Lindsay eventually filed his tax returns and paid over $425,000 in delinquency penalties. He filed a claim for refund; IRS rejected and he filed a suit in district court. The district court, contrary to the magistrate’s recommendation, granted the government’s motion to dismiss, citing Boyle as precluding a claim for relief. Following a timely appeal, the Fifth Circuit affirmed. In so doing it applied Boyle to Lindsay’s somewhat sympathetic circumstances:

Lindsay claims that he exercised ordinary business care and diligence by giving Bertelson his power of attorney and by directing Bertelson to file his income tax returns and to pay his taxes. Lindsay routinely asked Bertelson whether he was handling Lindsay’s tax obligations, and Bertelson said that he was. In Lindsay’s view, he has a reasonable cause for late filings and delayed payments because he used ordinary business care and prudence but was nevertheless unable to file his returns and pay his income taxes due to circumstances beyond his control, i.e., Bertelson’s malfeasance.

Lindsay’s position was rejected in Boyle. Boyle established that taxpayers have a non-delegable duty to promptly file and pay their taxes. 469 U.S. at 249–50. Unlike cases where taxpayers seek and detrimentally rely on tax advice from experts, “one does not have to be a tax expert to know that tax returns have fixed filing dates and that taxes must be paid when they are due.” Id. at 251. Lindsay’s argument fails.

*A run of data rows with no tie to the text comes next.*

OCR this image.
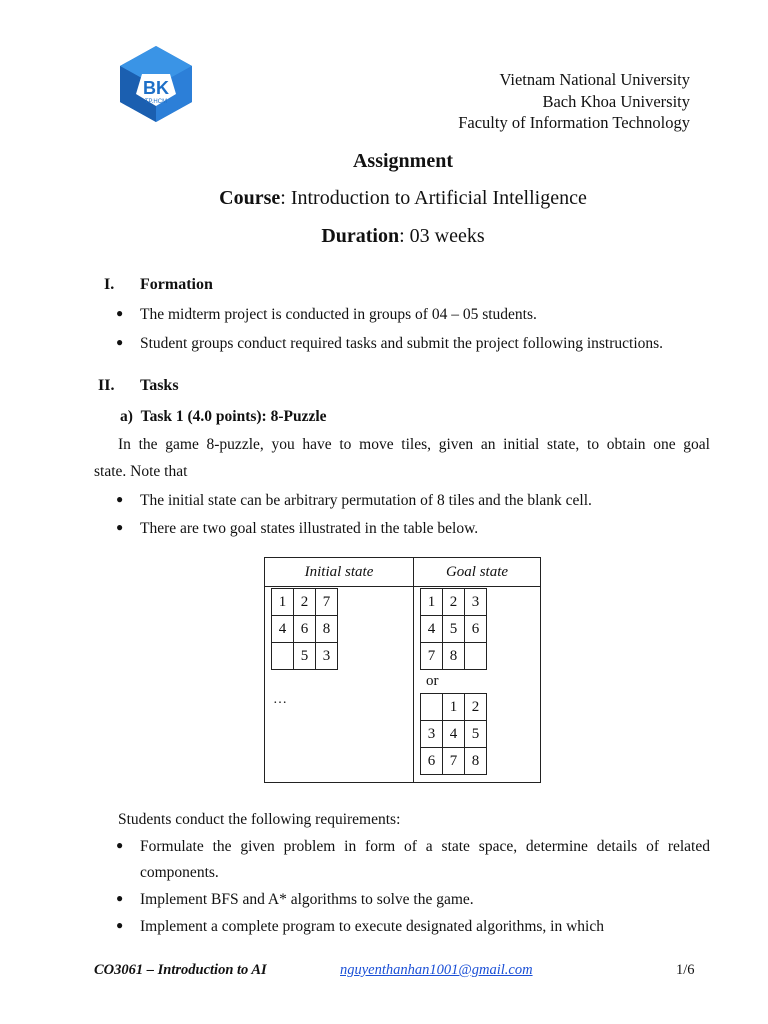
BK
TP.HCM
Vietnam National University
Bach Khoa University
Faculty of Information Technology
Assignment
Course: Introduction to Artificial Intelligence
Duration: 03 weeks
I. Formation
● The midterm project is conducted in groups of 04 – 05 students.
● Student groups conduct required tasks and submit the project following instructions.
II. Tasks
a)  Task 1 (4.0 points): 8-Puzzle
In the game 8-puzzle, you have to move tiles, given an initial state, to obtain one goal
state. Note that
● The initial state can be arbitrary permutation of 8 tiles and the blank cell.
● There are two goal states illustrated in the table below.
Initial state	Goal state

1	2	7
4	6	8
	5	3
…

1	2	3
4	5	6
7	8	
or
	1	2
3	4	5
6	7	8
Students conduct the following requirements:
● Formulate the given problem in form of a state space, determine details of related
components.
● Implement BFS and A* algorithms to solve the game.
● Implement a complete program to execute designated algorithms, in which
CO3061 – Introduction to AI	nguyenthanhan1001@gmail.com	1/6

The opinion disposed of a couple of other of Lindsay’s arguments. He also raised the IRS’s own definition of unavoidable absence as excusing delinquency. Citing George v Comm’r, a 2019 TC Memo opinion that collects cases on the point, the Fifth Circuit panel emphasized that the mere fact of incarceration itself does not mean there was reasonable cause to miss deadlines.

Lindsay’s final argument was that  Boyle does not control in cases where a taxpayer is not “physically and mentally capable of knowing, remembering, and complying with a filing deadline.” The opinion stated that even if Boyle created an incapability exception he could have done more, “much like he conducted business and employed a CPA while incarcerated.”

Conclusion

Lindsay, like many other taxpayers, is out of luck when it comes to trying to recover delinquency penalties that can be directly linked to an agent’s misconduct or incompetence. He did have some recourse, however, as he was awarded significant compensatory and punitive damages from his embezzling attorney.